Every other aspect to the hardware is the same, including the 13.3-inch 3200x1800 IGZO LCD, Killer networking gear and SSD options that range from 256GB to 1TB.

There are some very minor changes to the laptop’s dimensions, but they fall into the sub-1mm range and the weight is basically unchanged. As a result, the beautiful metal chassis is nearly identical to the version I reviewed back in September, so for my full thoughts on this design, check that review.

As a quick recap, the metal unibody construction is solid, well built and looks stunning, particularly with the slimmer bezel that was new for 2017. The black model looks fantastic, but there’s also now a gunmetal grey option that’s equally as awesome, and perhaps a tad more stealthy.

I/O has always been a key selling point of the Blade Stealth, so this new model doesn’t change anything. You still get Thunderbolt 3 and a full-sided HDMI port, along with two USB 3.0 ports and a headphone jack. That’s pretty much all you need, and the laptop charges via USB-C for added convenience.

There has been no change to the individually RGB LED backlit keyboard or the touchpad, and both remain very good on this laptop. The trackpad in particular is one of the best I’ve used in a ultraportable: it works so well and feels great to use.

The display is also the same, I did retest this unit just to make sure, but nothing new to report aside from some minor adjustments to white balance and gamma correction.

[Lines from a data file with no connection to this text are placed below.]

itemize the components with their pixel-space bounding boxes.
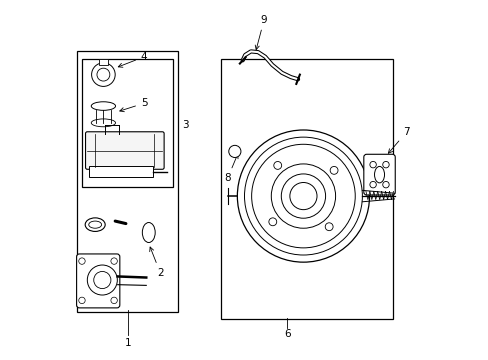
Bar (221, 59, 392, 319)
Text: 2: 2 (149, 247, 163, 278)
FancyBboxPatch shape (77, 254, 120, 308)
Circle shape (382, 161, 388, 168)
Text: 7: 7 (387, 127, 409, 153)
Circle shape (273, 162, 281, 169)
Circle shape (369, 161, 376, 168)
Circle shape (382, 181, 388, 188)
Circle shape (111, 297, 117, 303)
Bar (89, 166, 153, 177)
Circle shape (79, 297, 85, 303)
Text: 3: 3 (182, 120, 188, 130)
Ellipse shape (91, 102, 115, 111)
Circle shape (91, 63, 115, 86)
Circle shape (111, 258, 117, 264)
Circle shape (251, 144, 354, 248)
Circle shape (268, 218, 276, 226)
FancyBboxPatch shape (363, 154, 394, 195)
Bar (77, 51, 178, 312)
Ellipse shape (88, 221, 102, 228)
FancyBboxPatch shape (85, 132, 164, 169)
Circle shape (289, 183, 316, 210)
Circle shape (228, 145, 241, 157)
Circle shape (244, 137, 362, 255)
Circle shape (97, 68, 110, 81)
Text: 4: 4 (118, 52, 147, 67)
Text: 9: 9 (255, 15, 267, 50)
Circle shape (329, 166, 337, 174)
Bar (82, 59, 173, 187)
Circle shape (281, 174, 325, 218)
Circle shape (237, 130, 369, 262)
Circle shape (271, 164, 335, 228)
Text: 6: 6 (284, 329, 290, 339)
Circle shape (87, 265, 117, 295)
Bar (99, 59, 108, 65)
Circle shape (94, 271, 111, 289)
Text: 1: 1 (125, 338, 131, 347)
Text: 8: 8 (224, 154, 238, 183)
Circle shape (369, 181, 376, 188)
Ellipse shape (85, 218, 105, 231)
Circle shape (79, 258, 85, 264)
Ellipse shape (374, 166, 384, 183)
Ellipse shape (142, 222, 155, 243)
Text: 5: 5 (120, 98, 147, 112)
Circle shape (325, 223, 332, 231)
Ellipse shape (91, 119, 115, 127)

The display is still very good as a result, and I love how the 3200x1800 high-resolution option is now standard.

Before digging further into the Blade Stealth’s performance, I wanted to briefly mention price because the newest Blade Stealth has launched at $100 more than the last-gen model, moving from $1400 to $1500 for a Core i7, 16GB of RAM and a 256GB SSD.

Considering the new CPU only costs OEMs a few dollars more than the old one, this seems a little unreasonable, however it is still cheaper than equivalent high-end laptops like the Dell XPS 13 and HP Spectre. Unlike these systems from Dell and HP, Razer doesn’t have an ‘entry-level model’, hence the higher base price.